Electron microscope at UTS

The acquisition of one of the most advanced electron microscopes in the world will propel the University of Technology Sydney into the global forefront of imaging and analysis facilities associated with emerging fields such as nanotechnology and nanoengineering.

Funded mainly with an Australian Research Council grant totalling $500,000, the electron microscope will be sited in the Microstructural Analysis Unit on the Broadway Campus.

Both UTS and the University of Sydney have contributed substantial funding towards purchasing the Schottky field emission gun low vacuum scanning electron microscope, which when installed will be one of only two such instruments in Australia.

The facility will also strengthen the linkages between UTS and the University of Sydney. Researchers will access the combined microscopy and microanalysis resources of both universities.
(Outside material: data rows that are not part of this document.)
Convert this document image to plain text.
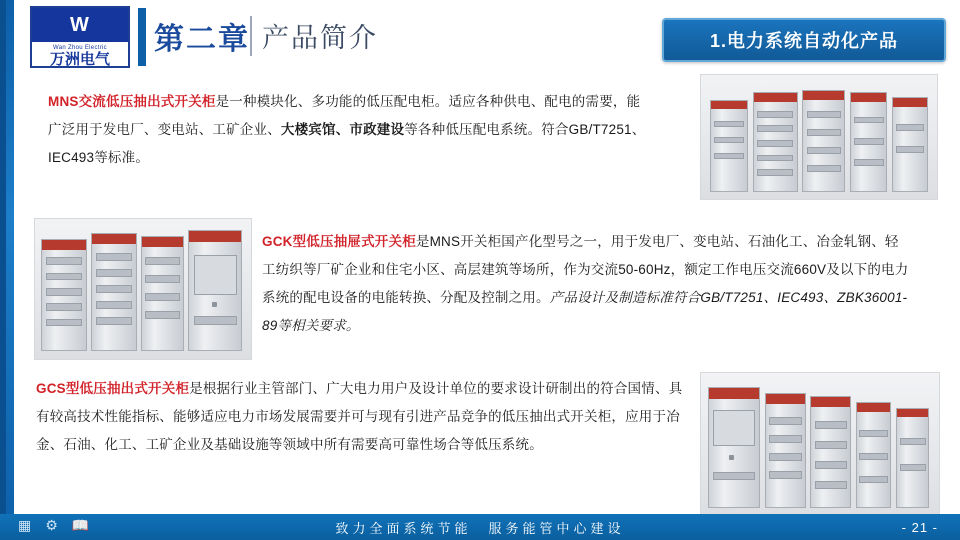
W
Wan Zhou Electric
万洲电气
第二章 产品简介	1.电力系统自动化产品
MNS交流低压抽出式开关柜是一种模块化、多功能的低压配电柜。适应各种供电、配电的需要，能广泛用于发电厂、变电站、工矿企业、大楼宾馆、市政建设等各种低压配电系统。符合GB/T7251、IEC493等标准。
GCK型低压抽屉式开关柜是MNS开关柜国产化型号之一，用于发电厂、变电站、石油化工、冶金轧钢、轻工纺织等厂矿企业和住宅小区、高层建筑等场所，作为交流50-60Hz，额定工作电压交流660V及以下的电力系统的配电设备的电能转换、分配及控制之用。产品设计及制造标准符合GB/T7251、IEC493、ZBK36001-89等相关要求。
GCS型低压抽出式开关柜是根据行业主管部门、广大电力用户及设计单位的要求设计研制出的符合国情、具有较高技术性能指标、能够适应电力市场发展需要并可与现有引进产品竞争的低压抽出式开关柜，应用于冶金、石油、化工、工矿企业及基础设施等领域中所有需要高可靠性场合等低压系统。
▦ ⚙ 📖	致力全面系统节能　服务能管中心建设	- 21 -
Growth in sciences related to nanotechnology and nanoengineering has triggered a critical need to image and analyse nanoscale features.

Dr Matthew Phillips, head of the UTS Microstructural Analysis Unit, said the electron microscope would enhance the level of research infrastructure for nanoscale microscopy and microanalysis by providing advanced instrumentation for nanoscale imaging, analysis and manipulation of materials.

Researchers in the University's Nanotechnology Institute will exploit the research potential of a scanning electron microscope that can image and analyse at the millionth of a millimetre scale.

"This instrument will advance the research of staff and students in the Faculty of Science and will fill a major gap in the national research infrastructure for microscopy and microanalysis," Dr Phillips said.

"Previously researchers prepared wet or insulating specimens using time-consuming methods, whereas now they can examine and analyse these at high resolution in their natural state. Specimens can be examined while being heated, frozen, UV irradiated and mechanically deformed under a wide range of controlled conditions."

"Within the microscope's experimental chamber we can look at chemical processes in situ, see what's happening dynamically and capture images at high magnification. Water vapour in the chamber enables us to control humidity, so we can dry or hydrate samples and watch what happens during these processes, or stabilise wet specimens for analysis."